The subjects occupy an enacted space of architectures where their private realities, masked behind the public image of the institution, are revealed. In an act of ‘disempowering’ the institution, the subjects return to the ‘centrestage’. Though they are seemingly liberated from the mask of the institution, the subjects are far from free, instead, they speak to us of an existence that is doomed.The conditions of dys/functions begin to enact the architecture

 

REALITY

 

This reality cannot accommodate the programmatic intentions of the (re)institutions because not only does it not serve a functional reality in providing solutions for the dysfunctions and for society, it surfaces and and enacts the endless parade of conditions that society tries to regulate through institutions. It is in a state of suspension only because this reality does not acknowledge its existence. In exposing what has been denied by the stronghold of this functional reality, the architecture of the (re)institution is borne of its own reality, this which is a lurking reality.

 

Architecture stages this lurking reality through the very vehicle that has masked it, denying it existence, rendering it capable only of lurking, the institution itself.

 

CONDITIONS

 

When architecture is predicated on conditions and not functions, it enacts life itself. Conditions - rituals, relationships, actions - of life. The endless array of conditions that constitutes life originates new forms - as rituals, relationships, encounters, actions - enacts architecture. When architecture forms manifest from conditions, this gives rise to a highly differentiated world unlike function derived forms (which tend to regulate and homogenise differences). This not only arrives at architectural types originating from life itself but also increases the wealth of ‘actual’ forms - the matter of architecture.

 

METHODOLOGY

 

In The Garden of Forking Paths, Borges wrote of a ‘ramified time in which every present forks out into two futures’ (Calvino).

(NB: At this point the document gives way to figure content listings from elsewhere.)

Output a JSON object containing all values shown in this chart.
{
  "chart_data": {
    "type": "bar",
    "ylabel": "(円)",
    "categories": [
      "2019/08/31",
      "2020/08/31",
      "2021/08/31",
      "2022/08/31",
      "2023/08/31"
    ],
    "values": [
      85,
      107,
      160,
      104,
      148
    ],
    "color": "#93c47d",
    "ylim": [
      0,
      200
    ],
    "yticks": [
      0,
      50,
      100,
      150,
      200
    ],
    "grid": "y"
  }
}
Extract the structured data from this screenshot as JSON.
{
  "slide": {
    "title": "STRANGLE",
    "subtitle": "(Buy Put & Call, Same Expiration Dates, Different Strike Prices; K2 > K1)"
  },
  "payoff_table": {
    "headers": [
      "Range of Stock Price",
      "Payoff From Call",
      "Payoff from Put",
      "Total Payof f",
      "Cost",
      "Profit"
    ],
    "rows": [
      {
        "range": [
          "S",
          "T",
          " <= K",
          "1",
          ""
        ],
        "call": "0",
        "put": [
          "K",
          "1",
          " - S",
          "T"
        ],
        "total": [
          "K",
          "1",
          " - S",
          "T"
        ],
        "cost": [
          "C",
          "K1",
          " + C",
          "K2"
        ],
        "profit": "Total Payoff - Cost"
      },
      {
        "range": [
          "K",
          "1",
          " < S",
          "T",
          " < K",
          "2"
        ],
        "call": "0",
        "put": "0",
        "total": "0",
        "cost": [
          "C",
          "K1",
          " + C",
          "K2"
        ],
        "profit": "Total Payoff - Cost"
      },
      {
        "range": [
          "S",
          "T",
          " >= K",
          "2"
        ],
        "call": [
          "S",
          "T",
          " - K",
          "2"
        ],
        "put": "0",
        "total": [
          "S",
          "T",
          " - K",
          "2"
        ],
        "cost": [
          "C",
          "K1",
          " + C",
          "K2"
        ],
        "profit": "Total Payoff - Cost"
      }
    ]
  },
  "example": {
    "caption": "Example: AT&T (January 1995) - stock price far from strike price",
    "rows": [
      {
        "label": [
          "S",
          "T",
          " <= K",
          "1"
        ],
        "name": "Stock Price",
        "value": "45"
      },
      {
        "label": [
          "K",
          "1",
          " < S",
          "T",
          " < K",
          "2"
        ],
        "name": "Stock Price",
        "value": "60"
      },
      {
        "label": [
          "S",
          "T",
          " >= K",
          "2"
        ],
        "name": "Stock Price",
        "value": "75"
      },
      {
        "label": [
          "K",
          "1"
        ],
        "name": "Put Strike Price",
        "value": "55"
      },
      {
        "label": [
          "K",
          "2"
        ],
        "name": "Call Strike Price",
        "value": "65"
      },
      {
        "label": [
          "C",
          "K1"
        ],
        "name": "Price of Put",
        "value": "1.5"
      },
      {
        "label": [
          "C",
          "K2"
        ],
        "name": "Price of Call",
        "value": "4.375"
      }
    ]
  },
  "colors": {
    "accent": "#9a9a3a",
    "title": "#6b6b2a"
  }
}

Reality as a manifold totality is a springboard from which realities other than this one can occur. This work invents a methodology for making the architectures of a possible world.

 

But I felt that the game had a meaning only if governed by iron clad rules; an established framework of construction was required, conditioning the insertion of one story in the others. Without it, the whole thing was gratuitous.           

(Italo Calvino, The Castle of Crossed Destinies)

 

The methodology originates architectural program/architectural object/architectural type from conditions, in doing so releases architecture from the limits of functional programming into a wealth of original architectural types. This method of making architecture could build a possible other world.